Saya melihat lagi pada check-in Melissa di O'Hare, tepatnya 52 menit yang lalu. Ini adalah seseorang yang saya temui dalam perjalanan kerja ke Kanada enam bulan lalu. Kami berjalan di antara sekelompok wartawan selama beberapa hari, tetapi kemungkinan tidak akan pernah bertemu atau berbicara satu sama lain lagi. Saya hanya bisa mengeluarkannya dari feed berita saya, tetapi saya tidak melakukannya. Mengapa? Karena dia bekerja di bidang yang sama dengan saya dan mungkin ada peluang 0, 01% bahwa suatu hari nanti dia akan memposting atau ditandai atau mengomentari sepotong informasi yang dapat terbukti sangat penting bagi karir saya, dan saya tidak akan memiliki tahu tentang itu seandainya aku tidak tahu persis di mana dia berada setiap hari. Sebaliknya, saya berhenti mengikuti anggota keluarga dan teman-teman sekolah menengah. Orang-orang kadang-kadang saya ajak bicara, mencoba untuk peduli, dan sering menghabiskan liburan bersama, tetapi pada akhir hari akhirnya tidak ingin melihat foto anak-anak mereka atau membaca tentang lantai panel baru mereka.
Tidak ada generasi yang berurusan dengan ini sebelum kita. Kembali pada hari itu, adalah mungkin untuk bertemu seseorang, memiliki pengalaman apa pun yang akan Anda miliki bersama, dan kemudian tidak pernah mendengar sepatah kata pun tentang mereka lagi. Tidak lagi. Bahkan jika tidak ada orang yang mengambil langkah mengirimkan permintaan pertemanan itu, itu adalah taruhan yang aman bahwa orang itu sedang menatap balik.

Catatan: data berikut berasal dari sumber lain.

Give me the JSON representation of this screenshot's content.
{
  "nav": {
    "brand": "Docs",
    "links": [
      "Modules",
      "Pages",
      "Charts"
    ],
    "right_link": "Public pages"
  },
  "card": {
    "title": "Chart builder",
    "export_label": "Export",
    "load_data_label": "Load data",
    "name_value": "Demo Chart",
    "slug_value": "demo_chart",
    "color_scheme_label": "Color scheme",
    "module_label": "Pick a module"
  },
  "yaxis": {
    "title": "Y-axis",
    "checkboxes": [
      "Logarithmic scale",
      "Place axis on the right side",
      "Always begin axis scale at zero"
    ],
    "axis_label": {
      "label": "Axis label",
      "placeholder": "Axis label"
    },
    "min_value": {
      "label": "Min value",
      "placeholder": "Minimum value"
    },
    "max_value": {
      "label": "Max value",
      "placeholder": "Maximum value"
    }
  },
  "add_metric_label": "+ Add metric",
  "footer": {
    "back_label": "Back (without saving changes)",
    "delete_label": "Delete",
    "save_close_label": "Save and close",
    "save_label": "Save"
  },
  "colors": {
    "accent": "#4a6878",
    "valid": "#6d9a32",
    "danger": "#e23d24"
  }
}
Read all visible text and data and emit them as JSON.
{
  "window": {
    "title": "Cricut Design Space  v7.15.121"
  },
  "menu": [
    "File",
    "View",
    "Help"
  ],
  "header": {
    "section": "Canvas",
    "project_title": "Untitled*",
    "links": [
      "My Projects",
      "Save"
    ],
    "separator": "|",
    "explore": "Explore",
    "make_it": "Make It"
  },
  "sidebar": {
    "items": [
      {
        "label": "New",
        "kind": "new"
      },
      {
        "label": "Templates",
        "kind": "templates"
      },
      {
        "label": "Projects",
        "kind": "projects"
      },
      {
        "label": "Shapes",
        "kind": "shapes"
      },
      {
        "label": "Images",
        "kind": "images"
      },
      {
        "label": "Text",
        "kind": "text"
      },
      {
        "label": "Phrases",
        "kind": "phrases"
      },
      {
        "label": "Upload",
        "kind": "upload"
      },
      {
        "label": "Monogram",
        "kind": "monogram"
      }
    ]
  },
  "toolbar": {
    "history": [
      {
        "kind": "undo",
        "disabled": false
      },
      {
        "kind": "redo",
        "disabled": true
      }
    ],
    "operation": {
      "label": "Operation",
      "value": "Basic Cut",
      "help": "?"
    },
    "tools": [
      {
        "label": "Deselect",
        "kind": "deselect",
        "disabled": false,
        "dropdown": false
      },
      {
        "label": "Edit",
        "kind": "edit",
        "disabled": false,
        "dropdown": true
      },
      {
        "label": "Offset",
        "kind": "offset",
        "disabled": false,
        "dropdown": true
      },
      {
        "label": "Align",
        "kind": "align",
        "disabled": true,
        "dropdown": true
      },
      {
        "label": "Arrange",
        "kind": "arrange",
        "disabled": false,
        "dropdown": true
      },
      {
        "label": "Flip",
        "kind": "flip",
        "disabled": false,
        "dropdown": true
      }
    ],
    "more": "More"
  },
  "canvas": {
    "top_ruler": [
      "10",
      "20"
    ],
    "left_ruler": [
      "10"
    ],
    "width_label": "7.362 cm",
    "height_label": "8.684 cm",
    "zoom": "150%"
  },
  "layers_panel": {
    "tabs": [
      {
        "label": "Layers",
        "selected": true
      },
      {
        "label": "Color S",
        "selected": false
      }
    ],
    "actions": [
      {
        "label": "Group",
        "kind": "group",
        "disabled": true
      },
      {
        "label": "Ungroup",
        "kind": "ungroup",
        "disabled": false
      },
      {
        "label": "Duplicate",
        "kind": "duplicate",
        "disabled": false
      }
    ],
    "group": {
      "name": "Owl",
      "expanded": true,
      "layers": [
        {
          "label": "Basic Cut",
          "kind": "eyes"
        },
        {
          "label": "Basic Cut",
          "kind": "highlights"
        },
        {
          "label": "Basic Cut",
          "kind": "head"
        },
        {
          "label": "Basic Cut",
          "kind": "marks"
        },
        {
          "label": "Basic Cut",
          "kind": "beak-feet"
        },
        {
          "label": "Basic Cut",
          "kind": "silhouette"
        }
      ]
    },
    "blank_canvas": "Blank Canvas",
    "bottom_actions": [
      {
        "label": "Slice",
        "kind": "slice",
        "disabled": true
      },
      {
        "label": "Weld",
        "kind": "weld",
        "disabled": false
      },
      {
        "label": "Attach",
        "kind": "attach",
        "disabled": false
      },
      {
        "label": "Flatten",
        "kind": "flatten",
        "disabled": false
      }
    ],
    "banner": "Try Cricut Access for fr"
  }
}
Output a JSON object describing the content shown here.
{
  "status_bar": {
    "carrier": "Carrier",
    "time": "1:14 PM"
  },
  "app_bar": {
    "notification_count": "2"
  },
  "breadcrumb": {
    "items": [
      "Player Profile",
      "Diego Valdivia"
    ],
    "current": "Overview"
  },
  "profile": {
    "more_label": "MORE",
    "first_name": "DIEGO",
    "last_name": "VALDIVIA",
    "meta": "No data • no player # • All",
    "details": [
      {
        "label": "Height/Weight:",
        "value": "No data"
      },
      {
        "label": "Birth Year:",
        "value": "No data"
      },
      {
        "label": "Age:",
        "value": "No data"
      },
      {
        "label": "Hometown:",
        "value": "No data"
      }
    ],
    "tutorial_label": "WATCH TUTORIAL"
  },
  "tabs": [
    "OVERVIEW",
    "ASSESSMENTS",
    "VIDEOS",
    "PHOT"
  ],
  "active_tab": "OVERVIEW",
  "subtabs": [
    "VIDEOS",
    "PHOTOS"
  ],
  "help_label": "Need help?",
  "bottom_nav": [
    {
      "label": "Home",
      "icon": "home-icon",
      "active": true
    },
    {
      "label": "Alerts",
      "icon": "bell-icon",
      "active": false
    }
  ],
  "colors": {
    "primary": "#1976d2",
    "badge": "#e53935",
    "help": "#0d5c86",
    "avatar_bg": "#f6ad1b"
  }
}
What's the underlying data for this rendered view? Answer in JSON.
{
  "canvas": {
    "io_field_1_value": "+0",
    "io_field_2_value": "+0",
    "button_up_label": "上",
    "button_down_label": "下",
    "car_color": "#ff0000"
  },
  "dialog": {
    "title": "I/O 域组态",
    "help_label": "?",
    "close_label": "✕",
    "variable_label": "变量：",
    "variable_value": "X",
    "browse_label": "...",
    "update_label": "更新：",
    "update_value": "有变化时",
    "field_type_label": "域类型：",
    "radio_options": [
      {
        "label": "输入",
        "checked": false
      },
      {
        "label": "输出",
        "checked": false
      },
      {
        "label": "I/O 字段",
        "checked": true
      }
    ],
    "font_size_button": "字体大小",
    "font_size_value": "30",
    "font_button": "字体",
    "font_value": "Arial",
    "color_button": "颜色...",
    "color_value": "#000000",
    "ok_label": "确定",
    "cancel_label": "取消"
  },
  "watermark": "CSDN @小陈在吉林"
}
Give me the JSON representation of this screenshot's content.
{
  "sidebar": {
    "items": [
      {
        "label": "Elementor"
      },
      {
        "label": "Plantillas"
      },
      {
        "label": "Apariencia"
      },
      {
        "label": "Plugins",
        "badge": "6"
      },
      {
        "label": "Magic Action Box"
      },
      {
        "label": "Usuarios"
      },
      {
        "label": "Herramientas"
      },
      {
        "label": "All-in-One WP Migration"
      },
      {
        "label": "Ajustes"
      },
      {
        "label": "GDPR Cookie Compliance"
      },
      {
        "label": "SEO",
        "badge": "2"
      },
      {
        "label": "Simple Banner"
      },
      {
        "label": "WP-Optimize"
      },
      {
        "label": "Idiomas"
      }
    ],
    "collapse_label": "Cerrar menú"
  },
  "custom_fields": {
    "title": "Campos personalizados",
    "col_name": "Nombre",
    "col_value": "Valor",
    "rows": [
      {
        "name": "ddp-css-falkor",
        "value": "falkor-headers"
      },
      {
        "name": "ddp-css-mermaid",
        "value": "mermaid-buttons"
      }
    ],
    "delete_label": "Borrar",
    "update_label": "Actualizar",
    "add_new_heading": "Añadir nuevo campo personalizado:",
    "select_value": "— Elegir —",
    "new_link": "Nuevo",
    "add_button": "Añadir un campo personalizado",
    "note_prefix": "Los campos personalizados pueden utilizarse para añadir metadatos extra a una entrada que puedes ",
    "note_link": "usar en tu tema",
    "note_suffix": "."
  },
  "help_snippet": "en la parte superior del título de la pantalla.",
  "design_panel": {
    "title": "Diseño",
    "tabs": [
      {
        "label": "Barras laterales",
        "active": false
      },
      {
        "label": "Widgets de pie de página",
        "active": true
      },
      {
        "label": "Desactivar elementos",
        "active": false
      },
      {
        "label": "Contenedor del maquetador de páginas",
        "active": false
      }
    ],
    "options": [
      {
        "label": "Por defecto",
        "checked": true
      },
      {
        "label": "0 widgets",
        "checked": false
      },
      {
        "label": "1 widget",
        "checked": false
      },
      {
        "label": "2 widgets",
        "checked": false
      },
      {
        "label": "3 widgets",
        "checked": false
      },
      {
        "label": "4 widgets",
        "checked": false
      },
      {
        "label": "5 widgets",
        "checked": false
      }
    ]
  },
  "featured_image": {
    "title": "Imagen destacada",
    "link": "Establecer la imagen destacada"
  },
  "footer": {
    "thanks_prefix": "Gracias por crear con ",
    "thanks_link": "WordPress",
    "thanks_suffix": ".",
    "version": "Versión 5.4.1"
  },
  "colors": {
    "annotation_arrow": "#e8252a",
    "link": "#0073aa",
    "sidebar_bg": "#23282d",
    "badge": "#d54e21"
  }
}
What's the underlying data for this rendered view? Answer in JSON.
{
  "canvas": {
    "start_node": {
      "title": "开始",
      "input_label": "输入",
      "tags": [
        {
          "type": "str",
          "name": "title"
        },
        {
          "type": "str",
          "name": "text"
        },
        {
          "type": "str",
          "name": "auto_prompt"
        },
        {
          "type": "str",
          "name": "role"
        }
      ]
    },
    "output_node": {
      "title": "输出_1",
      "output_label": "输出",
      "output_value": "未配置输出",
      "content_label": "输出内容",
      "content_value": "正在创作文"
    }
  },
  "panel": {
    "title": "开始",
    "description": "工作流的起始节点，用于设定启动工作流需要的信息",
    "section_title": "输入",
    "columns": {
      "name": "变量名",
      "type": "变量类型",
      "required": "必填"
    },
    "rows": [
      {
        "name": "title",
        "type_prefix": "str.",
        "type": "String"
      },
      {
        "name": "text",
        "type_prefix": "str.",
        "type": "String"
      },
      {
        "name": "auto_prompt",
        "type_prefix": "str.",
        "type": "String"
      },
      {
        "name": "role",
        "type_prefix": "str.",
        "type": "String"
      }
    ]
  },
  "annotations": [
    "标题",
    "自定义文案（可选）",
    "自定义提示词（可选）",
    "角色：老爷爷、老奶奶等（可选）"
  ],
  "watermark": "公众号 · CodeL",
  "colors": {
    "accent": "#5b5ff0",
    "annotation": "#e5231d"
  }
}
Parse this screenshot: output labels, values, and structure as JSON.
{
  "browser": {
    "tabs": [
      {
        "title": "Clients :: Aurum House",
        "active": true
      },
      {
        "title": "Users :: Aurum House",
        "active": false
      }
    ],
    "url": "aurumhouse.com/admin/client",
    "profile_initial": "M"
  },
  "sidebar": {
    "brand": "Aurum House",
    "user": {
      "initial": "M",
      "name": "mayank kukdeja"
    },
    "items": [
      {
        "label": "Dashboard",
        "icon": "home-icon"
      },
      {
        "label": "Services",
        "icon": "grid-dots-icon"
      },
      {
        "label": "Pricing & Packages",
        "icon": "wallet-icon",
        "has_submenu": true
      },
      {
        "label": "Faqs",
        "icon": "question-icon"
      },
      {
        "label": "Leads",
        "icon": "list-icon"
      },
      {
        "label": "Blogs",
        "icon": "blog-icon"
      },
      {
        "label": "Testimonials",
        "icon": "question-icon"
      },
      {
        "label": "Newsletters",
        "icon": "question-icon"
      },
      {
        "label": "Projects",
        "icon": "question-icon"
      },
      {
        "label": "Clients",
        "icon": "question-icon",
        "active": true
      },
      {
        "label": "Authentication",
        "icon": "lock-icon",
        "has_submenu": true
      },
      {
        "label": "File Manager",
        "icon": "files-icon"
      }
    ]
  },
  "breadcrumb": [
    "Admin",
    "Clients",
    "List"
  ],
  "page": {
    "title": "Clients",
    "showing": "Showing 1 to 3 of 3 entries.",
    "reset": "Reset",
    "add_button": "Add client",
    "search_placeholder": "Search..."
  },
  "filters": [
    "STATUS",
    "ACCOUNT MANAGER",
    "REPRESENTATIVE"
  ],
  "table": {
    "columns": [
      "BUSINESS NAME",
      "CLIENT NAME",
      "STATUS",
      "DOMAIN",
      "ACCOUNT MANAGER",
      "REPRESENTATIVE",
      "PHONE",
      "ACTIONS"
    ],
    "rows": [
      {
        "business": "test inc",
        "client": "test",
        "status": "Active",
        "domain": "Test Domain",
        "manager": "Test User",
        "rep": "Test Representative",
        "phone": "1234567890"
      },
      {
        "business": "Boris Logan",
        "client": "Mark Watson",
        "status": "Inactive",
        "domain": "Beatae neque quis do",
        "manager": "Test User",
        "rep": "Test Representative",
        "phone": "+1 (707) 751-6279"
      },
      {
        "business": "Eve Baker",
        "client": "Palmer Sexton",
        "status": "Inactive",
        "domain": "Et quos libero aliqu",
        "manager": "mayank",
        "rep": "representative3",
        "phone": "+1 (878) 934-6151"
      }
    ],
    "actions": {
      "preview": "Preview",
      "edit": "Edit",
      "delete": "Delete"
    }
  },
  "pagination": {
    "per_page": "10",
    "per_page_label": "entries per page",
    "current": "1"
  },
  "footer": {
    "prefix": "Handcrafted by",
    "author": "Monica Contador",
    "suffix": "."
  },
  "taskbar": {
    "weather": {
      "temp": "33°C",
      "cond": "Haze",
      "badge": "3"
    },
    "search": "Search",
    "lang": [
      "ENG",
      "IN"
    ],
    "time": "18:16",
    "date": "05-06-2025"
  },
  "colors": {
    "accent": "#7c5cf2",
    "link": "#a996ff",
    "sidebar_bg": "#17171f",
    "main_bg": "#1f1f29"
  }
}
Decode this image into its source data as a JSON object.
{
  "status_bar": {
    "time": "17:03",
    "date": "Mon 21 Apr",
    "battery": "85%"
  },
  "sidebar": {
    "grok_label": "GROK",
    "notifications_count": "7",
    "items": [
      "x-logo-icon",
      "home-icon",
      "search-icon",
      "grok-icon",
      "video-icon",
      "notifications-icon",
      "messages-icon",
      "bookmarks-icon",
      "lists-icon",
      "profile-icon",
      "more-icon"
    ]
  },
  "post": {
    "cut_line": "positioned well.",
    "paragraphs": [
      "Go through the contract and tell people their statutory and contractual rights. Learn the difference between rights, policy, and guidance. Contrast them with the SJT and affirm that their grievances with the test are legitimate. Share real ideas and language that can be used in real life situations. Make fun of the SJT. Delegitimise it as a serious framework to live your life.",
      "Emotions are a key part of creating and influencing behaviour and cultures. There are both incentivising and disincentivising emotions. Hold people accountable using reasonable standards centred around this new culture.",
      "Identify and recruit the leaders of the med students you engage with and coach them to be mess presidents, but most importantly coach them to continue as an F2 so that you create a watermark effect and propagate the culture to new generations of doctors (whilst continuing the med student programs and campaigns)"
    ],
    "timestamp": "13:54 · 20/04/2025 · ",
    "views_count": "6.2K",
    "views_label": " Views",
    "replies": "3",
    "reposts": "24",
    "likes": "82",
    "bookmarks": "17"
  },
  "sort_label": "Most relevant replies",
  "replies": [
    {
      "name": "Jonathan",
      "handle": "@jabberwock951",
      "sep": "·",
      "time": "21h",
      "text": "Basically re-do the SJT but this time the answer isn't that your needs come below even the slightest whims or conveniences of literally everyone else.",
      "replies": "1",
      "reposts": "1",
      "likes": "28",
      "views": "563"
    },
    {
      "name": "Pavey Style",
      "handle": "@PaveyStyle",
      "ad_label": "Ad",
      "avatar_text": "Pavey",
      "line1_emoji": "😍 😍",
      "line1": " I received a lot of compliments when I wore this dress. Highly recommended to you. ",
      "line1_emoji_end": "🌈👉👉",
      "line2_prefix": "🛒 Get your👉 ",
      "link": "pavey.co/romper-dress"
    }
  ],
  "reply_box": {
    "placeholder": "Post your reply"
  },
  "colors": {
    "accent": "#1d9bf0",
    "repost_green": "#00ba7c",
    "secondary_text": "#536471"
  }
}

Ketika sampai pada itu, media sosial melambangkan bahwa sebagian besar setan manusia mendesak - keinginan untuk memiliki apa yang tidak dapat Anda miliki. Padang rumput rumput yang lebih hijau terletak di luar satu lagi penguntit profil seseorang atau membaca ulang artikel bagus yang saya lihat tadi malam. Saya biasa menyerah secara teratur, memposting ocehan rendah hati saya sendiri tentang segala sesuatu yang orang tahu tentang saya, tetapi hari ini saya jauh lebih pendiam. Sekarang saya telah mengidentifikasi kegelisahan yang disebabkan oleh posting orang lain, saya menjadi sangat sadar diri tentang posting saya sendiri. Ini seperti menulis. Anda tidak pernah bisa yakin bagaimana seseorang akan membaca Anda. Ini mungkin situasi yang kalah-kalah, tetapi media sosial tidak hilang. Facebook akan terus menjadi bagian besar dari kehidupan sehari-hari, dan pada akhirnya, mungkin itu hal yang baik. Mungkin itu akan membantu saya belajar membalikkan pipi yang lain, mencari ke dalam alih-alih melalui layar.